なんて楽しい!そして胸に染み込んでくる何とも言えぬ、未知の歓びとの遭遇。
出演者も全員ステキです。
大学教授の渋川さん、もだえるほど最高。
「魔法(よりもっと不確か))
古川琴音
中島歩
玄理
【追記】
友達と話してて、「彼女はそもそも行ってないよね!」「…ってあいつに言い放てたらな、という〝想像〟か!」という結論に至った。
「扉は開けたままで」
渋川清彦
森郁月
甲斐翔真
「もう一度」
占部房子
河井青葉
東京フィルメックスでのオープニング。上映前の役者陣と濱口監督の舞台挨拶と、トークも、上映後の監督と中島歩さんQ&Aも、
濱口組に馴染みある人たちと、今回初めて体験する人たち、それぞれから、『ドライブ・マイ・カー』で見せたあの独特な本読みとリハーサルを経たリアルな気持ち、言葉を聞けたし、本当に心地よい工程で出来上がっていったのだなぁと伝わってきたし、
濱口監督から、ワンカットで撮っているあいだに何してたかとか、楽しい話もいろいろあり、かなりの充実感。
濱口監督いわく、キャスティングの決め手は、「演技がうまいとかへたとか、僕には分からないし、そういうことではなくて、人柄、一緒にやりたいなと思った人とつくっていくだけ」
それは、キャスティングされた側の中島歩さんも「監督さんやプロデューサーの方が、友達になりたい人たちか、またそういうふうに思ってもらえるか見てほしいと思ってオーディションに行くので、濱口監督の考え方がすんなり共感できた」みたいなことをおっしゃっていた。
濱口監督「中島さんて、背が高くてハンサムで声が良くて… だけどなんかダメなとこありそうじゃないですか? そこが魅力的」「当て書きというと失礼か、でも中島さんで、と思ったらすぐイメージできて書いた」
苦笑いしつつ「自分、そうです」みたいに返す中島さん。いいですね。
そういう、つくってる人たちの雰囲気って、絶対、画に出ますよね。ほんと好き。
ああ、なんて愛らしい映画なんだ。
エリック・ロメールの編集してた方から、ロメールにとっての短編の重要性を聞き、「撮ったらいいのに!」と言われたのが本作に取り組んだきっかけ、という濱口監督。

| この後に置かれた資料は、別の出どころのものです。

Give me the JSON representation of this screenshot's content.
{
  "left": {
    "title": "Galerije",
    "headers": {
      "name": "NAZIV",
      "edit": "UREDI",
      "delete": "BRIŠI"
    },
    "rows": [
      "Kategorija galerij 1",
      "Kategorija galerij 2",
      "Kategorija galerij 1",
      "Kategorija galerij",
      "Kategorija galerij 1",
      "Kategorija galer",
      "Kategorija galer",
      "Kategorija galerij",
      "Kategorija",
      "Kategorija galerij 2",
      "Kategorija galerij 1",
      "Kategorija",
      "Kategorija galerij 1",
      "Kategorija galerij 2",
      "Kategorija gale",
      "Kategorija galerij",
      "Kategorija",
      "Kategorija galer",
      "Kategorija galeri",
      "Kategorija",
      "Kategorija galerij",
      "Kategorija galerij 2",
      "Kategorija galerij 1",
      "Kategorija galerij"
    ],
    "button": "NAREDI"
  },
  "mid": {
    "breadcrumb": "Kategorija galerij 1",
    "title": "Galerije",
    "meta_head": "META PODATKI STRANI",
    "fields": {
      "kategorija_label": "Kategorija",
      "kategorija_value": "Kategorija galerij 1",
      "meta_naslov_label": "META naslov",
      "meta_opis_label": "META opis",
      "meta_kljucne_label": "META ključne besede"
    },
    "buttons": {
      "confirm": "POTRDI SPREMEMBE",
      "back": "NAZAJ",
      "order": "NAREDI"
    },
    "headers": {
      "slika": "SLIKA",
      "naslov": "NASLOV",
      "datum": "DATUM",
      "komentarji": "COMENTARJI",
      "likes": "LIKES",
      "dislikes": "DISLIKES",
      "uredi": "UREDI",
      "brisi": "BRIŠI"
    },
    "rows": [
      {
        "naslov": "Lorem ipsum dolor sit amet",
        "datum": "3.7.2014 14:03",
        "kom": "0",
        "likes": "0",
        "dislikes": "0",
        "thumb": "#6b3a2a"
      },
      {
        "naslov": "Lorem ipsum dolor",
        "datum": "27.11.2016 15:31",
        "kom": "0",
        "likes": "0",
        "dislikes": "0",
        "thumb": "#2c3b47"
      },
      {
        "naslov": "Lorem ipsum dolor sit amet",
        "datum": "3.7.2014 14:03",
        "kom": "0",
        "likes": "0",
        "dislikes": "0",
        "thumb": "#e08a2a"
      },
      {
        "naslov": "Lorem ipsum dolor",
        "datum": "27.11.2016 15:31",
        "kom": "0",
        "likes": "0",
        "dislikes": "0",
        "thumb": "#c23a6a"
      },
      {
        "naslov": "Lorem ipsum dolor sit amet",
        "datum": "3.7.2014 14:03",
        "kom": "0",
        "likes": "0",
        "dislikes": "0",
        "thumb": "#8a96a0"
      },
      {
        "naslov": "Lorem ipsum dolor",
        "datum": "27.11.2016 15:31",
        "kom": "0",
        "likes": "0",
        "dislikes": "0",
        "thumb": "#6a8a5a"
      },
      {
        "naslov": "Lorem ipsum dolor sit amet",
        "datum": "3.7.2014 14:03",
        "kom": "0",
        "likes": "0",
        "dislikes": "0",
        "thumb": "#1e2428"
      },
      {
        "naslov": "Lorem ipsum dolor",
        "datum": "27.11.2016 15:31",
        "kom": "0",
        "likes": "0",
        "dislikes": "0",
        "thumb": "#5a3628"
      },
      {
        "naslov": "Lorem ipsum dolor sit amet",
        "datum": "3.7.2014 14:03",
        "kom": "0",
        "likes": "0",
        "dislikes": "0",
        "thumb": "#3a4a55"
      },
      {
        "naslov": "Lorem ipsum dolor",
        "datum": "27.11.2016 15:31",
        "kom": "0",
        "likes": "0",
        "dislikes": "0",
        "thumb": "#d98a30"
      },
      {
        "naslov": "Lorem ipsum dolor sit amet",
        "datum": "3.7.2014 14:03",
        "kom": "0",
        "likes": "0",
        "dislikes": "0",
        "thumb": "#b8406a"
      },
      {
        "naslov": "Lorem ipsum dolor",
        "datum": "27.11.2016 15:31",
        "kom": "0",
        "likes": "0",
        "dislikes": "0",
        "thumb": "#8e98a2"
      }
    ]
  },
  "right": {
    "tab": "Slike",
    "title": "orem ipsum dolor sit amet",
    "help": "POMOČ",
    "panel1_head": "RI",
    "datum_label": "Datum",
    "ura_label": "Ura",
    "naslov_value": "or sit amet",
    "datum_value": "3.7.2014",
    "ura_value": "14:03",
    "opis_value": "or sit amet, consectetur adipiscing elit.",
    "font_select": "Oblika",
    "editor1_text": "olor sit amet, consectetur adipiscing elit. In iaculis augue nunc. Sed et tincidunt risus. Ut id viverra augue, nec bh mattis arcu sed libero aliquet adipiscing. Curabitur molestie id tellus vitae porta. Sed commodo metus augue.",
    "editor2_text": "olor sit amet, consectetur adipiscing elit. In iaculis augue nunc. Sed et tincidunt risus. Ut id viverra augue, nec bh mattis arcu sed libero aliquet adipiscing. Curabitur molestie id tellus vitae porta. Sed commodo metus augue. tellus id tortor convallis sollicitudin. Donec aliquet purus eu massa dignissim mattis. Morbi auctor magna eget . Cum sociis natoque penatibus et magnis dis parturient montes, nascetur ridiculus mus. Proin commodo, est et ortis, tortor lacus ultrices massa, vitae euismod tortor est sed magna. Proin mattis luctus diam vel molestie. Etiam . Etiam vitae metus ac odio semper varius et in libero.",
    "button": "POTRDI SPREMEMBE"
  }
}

短編7作あって、そのうちの3作だそう。今後それらも観られるのかな、楽しみ!!
東京フィルメックスのサイトには、濱口監督と黒沢清監督との対談がアップされるとこのと。
濱口監督が、「そのなかで黒沢さんが、中島歩さんは、佐分利 信みたいな俳優だねって言ってました」と言うと、
魅惑の低音ヴォイスで静かに話していた中島さんが、「ほんとですか!?」と大きな声を出して反応、身を乗り出した。そして再び静かに「ぜっったい読みます…」と続けたのであった。
ところで全然余談なんですけど、濱口監督の話し方って、声のトーンや質は全然違うんだけど、早口でさらさら話して時々自分自身にツッコミ入れる感じとか、なんか、山下達郎さんぽいと思った😆
思うままにつらつら書いてしまったが、
公開後に観たらまた書くと思います。